It takes a lot of synchronization to fit a workout in. This is true for anybody. Desire and time are the biggest factors in following through on a workout. Other factors may apply depending on the person.
For me, I have to worry about diabetes. This is frustrating to me. I want to be normal. I want to wake up in the morning and sweat it out with Julio or Steven without giving it a second thought other than I am tired and would rather sleep. Most days I can. That’s what I need to focus on. Most days I can do whatever I want.
In the past I have written many posts about how my Type 1 diabetes affects my life. It started out as incidental mentionings like when I was pregnant. Kind of like a way of saying I may be diabetic and have to go through more than the average pregnant woman but I’m doing it! Then I started throwing myself pity parties disguised as posts meant to inform the general public about the disease.
Eventually I got to a point where the message I wanted to share about diabetes is that it’s a part of my life. Look at everything else I do besides dealing with diabetes. I am a person who happens to have diabetes. It doesn’t stop me.
Even today it didn’t stop me. I won’t let it. I did spend some time crying angry tears over the unfairness of this extra burden. Now I just feel guilty that Heath had to come home early because of me. Looking on the bright side of things I didn’t end up in the hospital again. At least I have a loving husband with a flexible job so the kids could be taken care of.
So here’s what happened. I woke up at 5:30 with a blood sugar reading of 44. I shut off my basal rate for two hours and ate a high carb breakfast. I was mad but determined not to miss another workout. Last week I missed the entire week because of morning lows. Grr!
By 6:30 I was 126. Not high enough for a workout. I tested again 15 minutes later thinking if it was coming up quickly I could just do the workout. No, I was 127. I don’t know if I have some sort of addiction to my workouts or I’m taking too much pride in weight loss or what made me do what I did. But I worked out anyway. The calorie burn for today was low compared to what it could be and I missed the goal by 4 calories.
I felt dizzy and light headed when I finished. I figured it was from the workout and I would feel better in a few minutes. The world spun while I made Gavin’s lunch and took him to the neighbors to carpool to school. My head felt like it would split open it hurt so bad. I almost never get headaches and when I do it’s obnoxiously painful.
Doubts and fears started to creep in. I have been in this situation before. A workout mixed with whacky blood sugars that affect my electrolyte levels and I deteriorate quickly. I have spent time being treated for dehydration and I couldn’t afford that today. So while I was extremely nauseated I wouldn’t let myself vomit. Once I start vomiting I can’t stop. I would make a great bulimic.
I tried lying down which at least stopped the dizziness. I tested my blood sugar at least 6 or 7 times by 9:00 am. Luckily it wasn’t on a roller coaster or I may have found myself in the ER. I showered but couldn’t stand long enough to do much afterwards.
Why had diabetes declared war on me? I don’t know but I wouldn’t let it win. It was an intense inner battle with myself. My body wanting and needing to do one thing and me refusing to give in.

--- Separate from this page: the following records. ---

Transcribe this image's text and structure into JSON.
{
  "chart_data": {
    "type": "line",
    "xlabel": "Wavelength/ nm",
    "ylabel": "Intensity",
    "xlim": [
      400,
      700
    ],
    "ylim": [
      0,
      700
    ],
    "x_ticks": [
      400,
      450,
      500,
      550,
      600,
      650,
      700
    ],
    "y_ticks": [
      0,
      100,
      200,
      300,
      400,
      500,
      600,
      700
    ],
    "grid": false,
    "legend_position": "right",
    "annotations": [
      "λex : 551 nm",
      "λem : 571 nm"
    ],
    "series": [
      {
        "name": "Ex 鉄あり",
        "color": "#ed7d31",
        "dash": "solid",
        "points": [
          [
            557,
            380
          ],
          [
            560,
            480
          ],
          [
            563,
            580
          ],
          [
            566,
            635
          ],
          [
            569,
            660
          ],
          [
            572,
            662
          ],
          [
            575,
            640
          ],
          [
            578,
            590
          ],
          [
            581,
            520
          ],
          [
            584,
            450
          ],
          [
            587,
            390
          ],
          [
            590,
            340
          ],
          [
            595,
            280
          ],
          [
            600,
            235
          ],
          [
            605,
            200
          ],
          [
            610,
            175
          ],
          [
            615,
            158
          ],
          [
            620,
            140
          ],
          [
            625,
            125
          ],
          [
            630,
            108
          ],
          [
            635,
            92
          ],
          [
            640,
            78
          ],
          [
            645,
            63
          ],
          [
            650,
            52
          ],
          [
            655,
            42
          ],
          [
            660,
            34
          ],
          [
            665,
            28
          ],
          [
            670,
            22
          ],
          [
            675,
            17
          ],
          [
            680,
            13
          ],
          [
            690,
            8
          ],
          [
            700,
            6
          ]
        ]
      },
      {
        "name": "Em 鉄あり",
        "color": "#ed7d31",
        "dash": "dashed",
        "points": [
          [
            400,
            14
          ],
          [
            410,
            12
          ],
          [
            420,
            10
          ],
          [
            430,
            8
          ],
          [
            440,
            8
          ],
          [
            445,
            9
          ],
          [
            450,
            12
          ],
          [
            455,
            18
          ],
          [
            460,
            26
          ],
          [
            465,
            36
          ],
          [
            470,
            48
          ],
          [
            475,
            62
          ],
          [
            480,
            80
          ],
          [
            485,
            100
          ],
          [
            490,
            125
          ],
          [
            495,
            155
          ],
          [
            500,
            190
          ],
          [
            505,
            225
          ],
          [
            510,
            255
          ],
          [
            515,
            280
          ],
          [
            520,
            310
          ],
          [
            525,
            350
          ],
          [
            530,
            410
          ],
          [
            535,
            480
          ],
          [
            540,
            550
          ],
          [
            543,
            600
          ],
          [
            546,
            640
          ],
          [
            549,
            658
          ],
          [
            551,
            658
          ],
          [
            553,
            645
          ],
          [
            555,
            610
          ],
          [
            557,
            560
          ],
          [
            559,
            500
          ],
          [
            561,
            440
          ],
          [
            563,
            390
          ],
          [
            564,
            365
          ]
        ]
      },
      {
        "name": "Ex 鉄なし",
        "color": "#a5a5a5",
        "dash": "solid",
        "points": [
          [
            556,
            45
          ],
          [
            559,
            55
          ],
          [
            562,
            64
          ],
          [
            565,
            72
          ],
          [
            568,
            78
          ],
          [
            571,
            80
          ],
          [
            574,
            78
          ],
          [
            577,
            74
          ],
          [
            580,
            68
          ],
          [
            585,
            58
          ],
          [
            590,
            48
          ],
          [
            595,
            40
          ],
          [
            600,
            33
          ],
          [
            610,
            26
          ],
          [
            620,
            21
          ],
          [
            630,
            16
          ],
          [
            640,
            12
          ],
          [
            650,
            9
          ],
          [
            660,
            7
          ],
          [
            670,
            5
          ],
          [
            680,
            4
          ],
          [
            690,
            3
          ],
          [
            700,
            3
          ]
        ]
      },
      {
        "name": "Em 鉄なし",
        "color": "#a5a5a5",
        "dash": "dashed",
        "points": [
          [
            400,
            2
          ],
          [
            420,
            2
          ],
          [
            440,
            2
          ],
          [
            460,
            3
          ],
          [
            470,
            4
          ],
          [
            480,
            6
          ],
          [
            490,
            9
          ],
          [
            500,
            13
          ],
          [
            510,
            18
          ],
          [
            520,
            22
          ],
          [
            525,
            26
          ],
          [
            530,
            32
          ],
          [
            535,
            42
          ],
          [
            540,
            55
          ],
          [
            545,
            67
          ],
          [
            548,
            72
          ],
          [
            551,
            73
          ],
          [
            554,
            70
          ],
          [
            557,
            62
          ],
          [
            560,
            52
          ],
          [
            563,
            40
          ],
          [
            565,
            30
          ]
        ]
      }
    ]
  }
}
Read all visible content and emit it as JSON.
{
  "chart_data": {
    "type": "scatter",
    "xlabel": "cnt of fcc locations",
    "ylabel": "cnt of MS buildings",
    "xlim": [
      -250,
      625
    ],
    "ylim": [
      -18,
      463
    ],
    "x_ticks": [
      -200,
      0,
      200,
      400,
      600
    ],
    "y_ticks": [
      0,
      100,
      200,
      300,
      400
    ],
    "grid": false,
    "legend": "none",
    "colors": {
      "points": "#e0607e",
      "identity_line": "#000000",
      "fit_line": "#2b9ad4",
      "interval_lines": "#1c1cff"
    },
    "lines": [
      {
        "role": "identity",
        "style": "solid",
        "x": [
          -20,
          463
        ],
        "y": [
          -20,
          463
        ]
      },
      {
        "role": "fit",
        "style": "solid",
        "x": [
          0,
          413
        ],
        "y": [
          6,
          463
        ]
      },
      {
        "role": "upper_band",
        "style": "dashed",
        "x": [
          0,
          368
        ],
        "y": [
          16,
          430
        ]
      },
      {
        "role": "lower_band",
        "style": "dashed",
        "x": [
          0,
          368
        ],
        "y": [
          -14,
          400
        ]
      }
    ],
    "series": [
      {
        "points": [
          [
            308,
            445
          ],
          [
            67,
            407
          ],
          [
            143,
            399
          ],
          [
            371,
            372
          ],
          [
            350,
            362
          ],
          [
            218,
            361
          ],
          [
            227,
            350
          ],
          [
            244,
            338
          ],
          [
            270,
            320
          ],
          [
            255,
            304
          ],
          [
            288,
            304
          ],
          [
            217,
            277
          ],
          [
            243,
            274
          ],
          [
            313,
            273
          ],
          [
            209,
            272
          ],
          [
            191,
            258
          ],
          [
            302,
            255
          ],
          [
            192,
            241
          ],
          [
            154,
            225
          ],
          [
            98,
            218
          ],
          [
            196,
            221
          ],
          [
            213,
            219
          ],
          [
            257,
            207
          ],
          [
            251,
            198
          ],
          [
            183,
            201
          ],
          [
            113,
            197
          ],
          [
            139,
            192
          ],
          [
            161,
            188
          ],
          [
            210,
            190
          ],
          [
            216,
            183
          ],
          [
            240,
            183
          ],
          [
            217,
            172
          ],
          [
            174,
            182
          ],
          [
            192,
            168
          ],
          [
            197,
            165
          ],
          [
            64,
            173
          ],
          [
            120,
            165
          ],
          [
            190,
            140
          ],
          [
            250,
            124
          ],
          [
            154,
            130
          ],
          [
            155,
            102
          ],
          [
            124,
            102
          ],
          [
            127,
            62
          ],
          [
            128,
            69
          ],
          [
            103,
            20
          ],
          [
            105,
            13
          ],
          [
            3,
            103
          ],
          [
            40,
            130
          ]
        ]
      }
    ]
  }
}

I have issues with control if you couldn’t tell. I did throw up but only once which felt like a win for me.
My mind kept thinking back to the book “Running with Angels” by Pamela Hansen. She believed for so long that her body was betraying her. Then she was induced to deliver a stillborn baby and she realized her body was not the enemy. I wanted to blame my stupid broken pancreas. It’s easy to blame other things to ease pain and frustration. But I have come so far in the last year.
Maybe my body doesn’t work as well as someone else’s. It’s ok. I believe we all agreed to accept imperfect bodies before we came to Earth. My body may not be perfect but look at what I do with it! I am a mother. I can fit in workouts most of the time without any issue. My life is full and does not revolve around diabetes. Diabetes is always there but it’s not my focus. My life is my focus. I would rather think of what I can do than what I can’t.
Today was a minor setback. My body and I were a little out of sync but tomorrow is a new day and I know my headache will be gone by then. If not, I will power through because I hate feeling sick. Wednesday will come and I will impress the ankle socks off of Steven. Just you watch. Nobody tells me no. Nobody.